Building from Source

To build the x86_64-ELF GCC cross-compiler:

  1. Download prerequisites:

    • GNU Binutils source
    • GCC source
  2. Configure and build Binutils:

    ../binutils-*/configure --target=x86_64-elf --prefix=/usr/local/cross
    make && make install
    
  3. Configure and build GCC:

    ../gcc-*/configure --target=x86_64-elf --prefix=/usr/local/cross \
        --without-headers --enable-languages=c
    make all-gcc && make install-gcc
    
  4. Add to PATH:

    export PATH="/usr/local/cross/bin:$PATH"
    

Verify the installation:

x86_64-elf-gcc --version

Note: Building the cross-compiler can take 20-30 minutes depending on system performance. This is a one-time setup cost.

Installing the Toolchain on Windows

On Windows, the recommended way to build BoredOS is using MSYS2. MSYS2 provides a Unix-like environment with the pacman package manager, making it easy to install the required development tools.


1. Install MSYS2

Download and install MSYS2 from the official website:

After installation, launch the MSYS2 UCRT64 terminal.


2. Update MSYS2

Before installing packages, fully update the environment:

pacman -Syu

You may be asked to close the terminal after the first update.

If so:

  1. Close the MSYS2 window
  2. Reopen MSYS2 UCRT64
  3. Run the update command again:
pacman -Syu

Repeat until no further updates are available.

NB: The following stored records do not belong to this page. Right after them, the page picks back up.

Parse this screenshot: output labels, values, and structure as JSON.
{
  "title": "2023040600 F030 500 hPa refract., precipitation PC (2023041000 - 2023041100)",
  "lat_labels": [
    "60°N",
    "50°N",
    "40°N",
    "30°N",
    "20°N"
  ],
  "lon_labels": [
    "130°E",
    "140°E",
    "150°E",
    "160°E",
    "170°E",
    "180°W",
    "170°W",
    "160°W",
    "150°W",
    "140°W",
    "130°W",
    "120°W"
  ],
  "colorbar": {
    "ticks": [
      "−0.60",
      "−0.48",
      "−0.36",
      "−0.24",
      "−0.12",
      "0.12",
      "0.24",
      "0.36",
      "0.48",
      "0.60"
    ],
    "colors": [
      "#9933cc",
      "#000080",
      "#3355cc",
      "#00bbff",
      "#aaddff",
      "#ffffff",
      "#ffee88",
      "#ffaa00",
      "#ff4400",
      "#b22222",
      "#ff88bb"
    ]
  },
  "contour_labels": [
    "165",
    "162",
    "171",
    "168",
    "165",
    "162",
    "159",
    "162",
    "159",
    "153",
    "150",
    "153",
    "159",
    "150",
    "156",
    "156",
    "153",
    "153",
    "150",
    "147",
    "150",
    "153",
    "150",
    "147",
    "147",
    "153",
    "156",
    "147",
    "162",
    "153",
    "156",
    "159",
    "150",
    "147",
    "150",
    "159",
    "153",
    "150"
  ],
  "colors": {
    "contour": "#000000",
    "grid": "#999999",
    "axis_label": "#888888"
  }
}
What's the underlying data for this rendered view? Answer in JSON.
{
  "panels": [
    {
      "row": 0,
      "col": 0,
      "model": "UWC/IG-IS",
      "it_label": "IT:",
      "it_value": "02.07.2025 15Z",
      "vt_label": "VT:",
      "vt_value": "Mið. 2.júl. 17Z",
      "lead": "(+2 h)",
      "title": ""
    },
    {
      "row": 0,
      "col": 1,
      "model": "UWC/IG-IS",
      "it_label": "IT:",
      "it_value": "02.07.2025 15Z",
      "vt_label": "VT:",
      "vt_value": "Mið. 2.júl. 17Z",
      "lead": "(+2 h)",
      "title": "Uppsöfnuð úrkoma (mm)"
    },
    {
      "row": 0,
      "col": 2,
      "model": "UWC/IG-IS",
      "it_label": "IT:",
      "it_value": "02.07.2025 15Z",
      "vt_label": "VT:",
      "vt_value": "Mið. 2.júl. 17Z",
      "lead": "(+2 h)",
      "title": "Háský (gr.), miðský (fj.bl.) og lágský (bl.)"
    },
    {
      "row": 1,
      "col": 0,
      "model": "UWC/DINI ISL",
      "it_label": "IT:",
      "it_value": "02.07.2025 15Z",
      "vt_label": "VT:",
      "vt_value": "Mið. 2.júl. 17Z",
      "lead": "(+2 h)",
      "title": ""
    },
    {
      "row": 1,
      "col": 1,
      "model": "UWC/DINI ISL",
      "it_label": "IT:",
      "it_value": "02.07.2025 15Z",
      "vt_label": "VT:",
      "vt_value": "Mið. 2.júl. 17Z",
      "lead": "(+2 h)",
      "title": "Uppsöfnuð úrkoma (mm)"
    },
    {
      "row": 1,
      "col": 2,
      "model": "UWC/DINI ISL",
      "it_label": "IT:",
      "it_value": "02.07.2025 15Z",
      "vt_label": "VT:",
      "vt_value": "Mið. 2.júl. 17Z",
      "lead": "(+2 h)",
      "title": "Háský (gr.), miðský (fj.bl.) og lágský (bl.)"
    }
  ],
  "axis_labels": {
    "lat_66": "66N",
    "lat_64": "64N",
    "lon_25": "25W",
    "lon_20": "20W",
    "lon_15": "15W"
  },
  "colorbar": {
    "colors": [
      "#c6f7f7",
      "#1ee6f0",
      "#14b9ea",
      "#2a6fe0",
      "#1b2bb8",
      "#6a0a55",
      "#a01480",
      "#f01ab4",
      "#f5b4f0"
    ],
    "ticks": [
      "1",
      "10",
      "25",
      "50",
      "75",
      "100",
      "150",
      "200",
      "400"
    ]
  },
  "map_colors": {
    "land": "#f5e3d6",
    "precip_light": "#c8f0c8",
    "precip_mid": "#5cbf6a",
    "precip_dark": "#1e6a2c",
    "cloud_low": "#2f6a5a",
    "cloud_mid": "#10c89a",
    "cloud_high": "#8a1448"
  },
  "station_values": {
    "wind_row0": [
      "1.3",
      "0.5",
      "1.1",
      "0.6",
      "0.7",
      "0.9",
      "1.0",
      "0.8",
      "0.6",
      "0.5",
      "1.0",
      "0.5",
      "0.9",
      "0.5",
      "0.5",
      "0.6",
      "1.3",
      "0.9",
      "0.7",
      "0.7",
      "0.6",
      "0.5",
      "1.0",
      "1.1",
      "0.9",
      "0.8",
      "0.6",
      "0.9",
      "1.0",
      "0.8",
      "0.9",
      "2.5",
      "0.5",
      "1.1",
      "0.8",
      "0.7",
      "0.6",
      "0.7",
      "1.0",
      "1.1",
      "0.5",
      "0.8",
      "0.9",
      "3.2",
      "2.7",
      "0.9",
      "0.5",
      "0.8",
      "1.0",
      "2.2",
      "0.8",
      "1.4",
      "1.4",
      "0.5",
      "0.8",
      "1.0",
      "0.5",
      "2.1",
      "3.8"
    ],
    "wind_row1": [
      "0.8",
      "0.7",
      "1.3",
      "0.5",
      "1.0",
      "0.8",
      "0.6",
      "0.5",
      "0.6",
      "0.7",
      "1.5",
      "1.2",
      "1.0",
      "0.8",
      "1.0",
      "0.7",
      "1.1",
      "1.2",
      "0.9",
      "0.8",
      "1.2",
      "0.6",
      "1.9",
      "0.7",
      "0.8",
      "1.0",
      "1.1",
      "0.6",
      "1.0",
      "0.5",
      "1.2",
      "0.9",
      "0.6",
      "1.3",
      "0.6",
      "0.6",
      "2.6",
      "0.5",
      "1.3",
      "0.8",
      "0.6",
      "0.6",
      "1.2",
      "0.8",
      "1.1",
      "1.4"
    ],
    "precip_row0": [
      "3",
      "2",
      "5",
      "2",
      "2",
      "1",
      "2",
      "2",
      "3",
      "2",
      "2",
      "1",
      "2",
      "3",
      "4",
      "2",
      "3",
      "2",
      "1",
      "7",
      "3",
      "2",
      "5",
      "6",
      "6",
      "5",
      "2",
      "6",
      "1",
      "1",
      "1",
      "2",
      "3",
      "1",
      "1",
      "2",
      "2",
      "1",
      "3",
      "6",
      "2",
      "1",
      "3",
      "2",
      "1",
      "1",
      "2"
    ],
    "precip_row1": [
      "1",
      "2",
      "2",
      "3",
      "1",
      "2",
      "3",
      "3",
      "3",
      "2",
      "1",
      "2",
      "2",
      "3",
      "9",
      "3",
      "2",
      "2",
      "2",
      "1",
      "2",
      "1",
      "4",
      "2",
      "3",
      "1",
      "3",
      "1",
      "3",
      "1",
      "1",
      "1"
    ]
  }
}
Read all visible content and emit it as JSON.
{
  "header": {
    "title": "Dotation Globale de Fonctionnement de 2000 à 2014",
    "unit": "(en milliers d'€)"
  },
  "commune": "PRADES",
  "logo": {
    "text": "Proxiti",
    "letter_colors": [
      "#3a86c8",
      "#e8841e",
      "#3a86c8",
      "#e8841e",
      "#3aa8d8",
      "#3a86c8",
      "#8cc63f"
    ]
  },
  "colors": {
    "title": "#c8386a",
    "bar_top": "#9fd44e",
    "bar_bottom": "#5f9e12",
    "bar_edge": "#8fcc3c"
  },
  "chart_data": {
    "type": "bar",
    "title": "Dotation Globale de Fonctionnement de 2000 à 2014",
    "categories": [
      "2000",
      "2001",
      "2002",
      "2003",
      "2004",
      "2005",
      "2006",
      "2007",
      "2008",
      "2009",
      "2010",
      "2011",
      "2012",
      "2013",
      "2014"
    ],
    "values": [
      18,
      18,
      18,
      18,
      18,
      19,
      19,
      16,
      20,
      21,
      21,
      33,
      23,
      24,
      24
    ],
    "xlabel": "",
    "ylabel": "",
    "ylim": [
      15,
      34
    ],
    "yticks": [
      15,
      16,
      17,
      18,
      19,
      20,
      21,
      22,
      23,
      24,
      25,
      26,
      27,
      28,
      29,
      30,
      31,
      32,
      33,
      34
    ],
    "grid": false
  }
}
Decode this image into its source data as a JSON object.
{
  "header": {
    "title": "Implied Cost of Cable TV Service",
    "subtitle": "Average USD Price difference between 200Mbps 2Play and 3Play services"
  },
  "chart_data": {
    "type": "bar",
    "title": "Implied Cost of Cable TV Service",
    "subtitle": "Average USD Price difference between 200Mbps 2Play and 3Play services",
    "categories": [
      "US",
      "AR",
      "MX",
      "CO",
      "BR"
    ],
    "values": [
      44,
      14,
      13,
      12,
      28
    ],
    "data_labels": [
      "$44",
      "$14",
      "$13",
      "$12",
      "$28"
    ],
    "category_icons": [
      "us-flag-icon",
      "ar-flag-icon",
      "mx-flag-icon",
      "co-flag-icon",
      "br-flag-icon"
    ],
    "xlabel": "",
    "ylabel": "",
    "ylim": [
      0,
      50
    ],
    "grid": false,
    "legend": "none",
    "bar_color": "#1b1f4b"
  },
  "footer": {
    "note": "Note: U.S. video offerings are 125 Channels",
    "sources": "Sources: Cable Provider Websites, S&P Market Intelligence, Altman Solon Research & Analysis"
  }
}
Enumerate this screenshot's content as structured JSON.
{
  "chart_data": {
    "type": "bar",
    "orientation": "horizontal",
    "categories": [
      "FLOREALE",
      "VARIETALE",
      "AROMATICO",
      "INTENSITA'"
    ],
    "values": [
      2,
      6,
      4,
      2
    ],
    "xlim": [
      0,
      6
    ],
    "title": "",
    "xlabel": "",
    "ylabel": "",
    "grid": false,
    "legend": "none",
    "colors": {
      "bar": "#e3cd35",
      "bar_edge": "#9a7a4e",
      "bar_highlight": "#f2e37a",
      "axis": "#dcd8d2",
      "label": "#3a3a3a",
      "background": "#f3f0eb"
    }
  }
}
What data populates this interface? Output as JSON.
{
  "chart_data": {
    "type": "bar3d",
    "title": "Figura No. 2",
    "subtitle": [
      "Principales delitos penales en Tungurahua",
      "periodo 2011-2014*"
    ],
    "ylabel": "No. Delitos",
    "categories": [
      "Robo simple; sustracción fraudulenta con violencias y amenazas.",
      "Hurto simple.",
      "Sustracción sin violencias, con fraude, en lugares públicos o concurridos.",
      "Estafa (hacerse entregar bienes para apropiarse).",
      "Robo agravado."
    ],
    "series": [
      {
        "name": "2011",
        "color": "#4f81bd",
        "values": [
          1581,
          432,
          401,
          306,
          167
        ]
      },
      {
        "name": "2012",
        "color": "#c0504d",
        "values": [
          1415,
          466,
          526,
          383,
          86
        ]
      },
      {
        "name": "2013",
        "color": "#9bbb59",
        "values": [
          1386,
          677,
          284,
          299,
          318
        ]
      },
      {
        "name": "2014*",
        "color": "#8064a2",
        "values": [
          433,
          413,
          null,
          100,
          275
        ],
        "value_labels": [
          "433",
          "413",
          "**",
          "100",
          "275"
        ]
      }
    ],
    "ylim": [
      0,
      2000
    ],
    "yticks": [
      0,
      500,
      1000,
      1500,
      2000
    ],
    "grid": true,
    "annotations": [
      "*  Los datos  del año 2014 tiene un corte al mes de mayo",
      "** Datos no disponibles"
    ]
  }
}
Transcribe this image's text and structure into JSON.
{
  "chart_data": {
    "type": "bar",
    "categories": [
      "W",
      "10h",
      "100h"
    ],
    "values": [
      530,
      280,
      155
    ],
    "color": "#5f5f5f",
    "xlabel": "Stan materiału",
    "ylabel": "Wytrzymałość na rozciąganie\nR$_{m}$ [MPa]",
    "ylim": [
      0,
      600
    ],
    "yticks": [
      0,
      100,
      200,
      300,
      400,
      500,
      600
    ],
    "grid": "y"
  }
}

3. Install Required Packages

Install the required development tools:

pacman -S make nasm xorriso git

4. Install QEMU for Windows

Download the Windows version of QEMU from:

Install QEMU normally and make sure the installation directory is added to your Windows PATH. Note that if it breaks when building, you need too add qemu-img to your PATH: export PATH="/c/Program Files/qemu:$PATH"

You can verify the installation with:

qemu-system-x86_64 --version

5. Install the x86_64 ELF Cross Toolchain

Download the prebuilt x86_64-elf toolchain for Windows:

Extract the archive somewhere convenient.


6. Add the Toolchain to PATH

Inside the MSYS2 UCRT64 terminal, add the toolchain binaries to your PATH:

export PATH="/c/Users/your/path/to/the/binaries/x86_64-elf-tools-windows/bin:$PATH"

To make this permanent, add the line to your ~/.bashrc file:

echo 'export PATH="/c/Users/your/path/to/the/binaries/x86_64-elf-tools-windows/bin:$PATH"' >> ~/.bashrc

Then reload the shell:

source ~/.bashrc

7. Verify the Installation

Verify that the cross compiler is available:

x86_64-elf-gcc --version

You should also verify NASM and QEMU:

nasm -v
qemu-system-x86_64 --version

If all commands work, the development environment is correctly configured.